New Masters puts students’ skills to the test in China
14 May 2014
14 May 2014
A ground-breaking new Masters programme from Lancaster University gives students the opportunity to work on high-impact business projects that develop collaboration between UK and Chinese SMEs.
The two-year MSc in International Innovation, which takes its first students from October, includes substantial project work on R&D and business development, designed to enhance trade links between the two countries. In the second year of their degree, students will spend at least six months working in Guangdong Province with Chinese businesses – and they also work with UK businesses during their first year.
The new Masters is open to graduates with first degrees in subjects that correspond to the key priorities for business development, and to one of the five specialist streams within the programme: computer science, design, engineering, entrepreneurship and environmental science. In preparation for the project work in China, the programme also includes intensive introductions to Chinese language and seminars on Chinese culture and business practice.
The new degree forms an integral part of the £5.1m Lancaster China Catalyst programme which is funded by the HEFCE Catalyst Fund and Lancashire County Council to work with technology-focused SMEs in the UK who are looking to expand their activities in China and to form productive relationships with Chinese partners.
Teaching on the programme is provided by the Faculty of Science and Technology, the Lancaster Institute for Contemporary Arts (LICA), the Department of Entrepreneurship, Strategy and Innovation at Lancaster University Management School, and by the Confucius Institute.
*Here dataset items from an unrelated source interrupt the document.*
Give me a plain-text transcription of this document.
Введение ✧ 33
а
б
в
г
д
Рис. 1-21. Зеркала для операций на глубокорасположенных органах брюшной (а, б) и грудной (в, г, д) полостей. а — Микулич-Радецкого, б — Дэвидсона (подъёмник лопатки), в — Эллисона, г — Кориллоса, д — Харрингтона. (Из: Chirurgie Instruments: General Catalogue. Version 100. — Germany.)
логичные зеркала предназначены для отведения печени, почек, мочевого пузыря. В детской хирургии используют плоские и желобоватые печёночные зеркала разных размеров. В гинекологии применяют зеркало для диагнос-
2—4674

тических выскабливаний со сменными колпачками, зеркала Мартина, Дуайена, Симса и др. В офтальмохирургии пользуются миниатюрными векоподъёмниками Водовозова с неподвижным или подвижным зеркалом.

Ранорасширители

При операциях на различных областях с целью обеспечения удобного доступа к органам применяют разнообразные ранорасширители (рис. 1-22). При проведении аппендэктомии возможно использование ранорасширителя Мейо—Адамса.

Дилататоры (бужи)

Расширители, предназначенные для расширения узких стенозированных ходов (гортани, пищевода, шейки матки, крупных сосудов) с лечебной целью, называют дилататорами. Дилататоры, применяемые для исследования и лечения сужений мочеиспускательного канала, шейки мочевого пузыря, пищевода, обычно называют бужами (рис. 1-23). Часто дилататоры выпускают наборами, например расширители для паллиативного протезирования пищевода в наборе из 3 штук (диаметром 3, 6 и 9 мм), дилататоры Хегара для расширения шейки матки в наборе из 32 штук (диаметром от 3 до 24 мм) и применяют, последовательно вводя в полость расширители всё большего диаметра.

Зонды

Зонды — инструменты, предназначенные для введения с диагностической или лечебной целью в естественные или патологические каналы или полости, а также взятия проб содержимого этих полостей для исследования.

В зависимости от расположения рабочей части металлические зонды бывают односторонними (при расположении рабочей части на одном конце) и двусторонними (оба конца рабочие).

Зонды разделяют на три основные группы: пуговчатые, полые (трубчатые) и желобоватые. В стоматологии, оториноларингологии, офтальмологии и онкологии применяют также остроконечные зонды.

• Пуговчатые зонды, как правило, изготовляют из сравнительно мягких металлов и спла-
“This new MSc offers a hugely exciting opportunity for talented students with the ambition to work in international business,” said Programme Director Helen Fogg.
“While some other programmes include a period of study abroad in China, having the chance to work there as a central part of your degree, and to learn directly from Chinese businesses, is something altogether different. It will give those we recruit a real advantage in terms of direct practical experience and understanding of how to interact effectively with Chinese firms. Employers are likely to find this kind of experience highly attractive.
“We are also very fortunate in that the funding provided by the HEFCE Catalyst Fund allows us to offer a stipend of £16,000 which will help towards living costs during the two years.”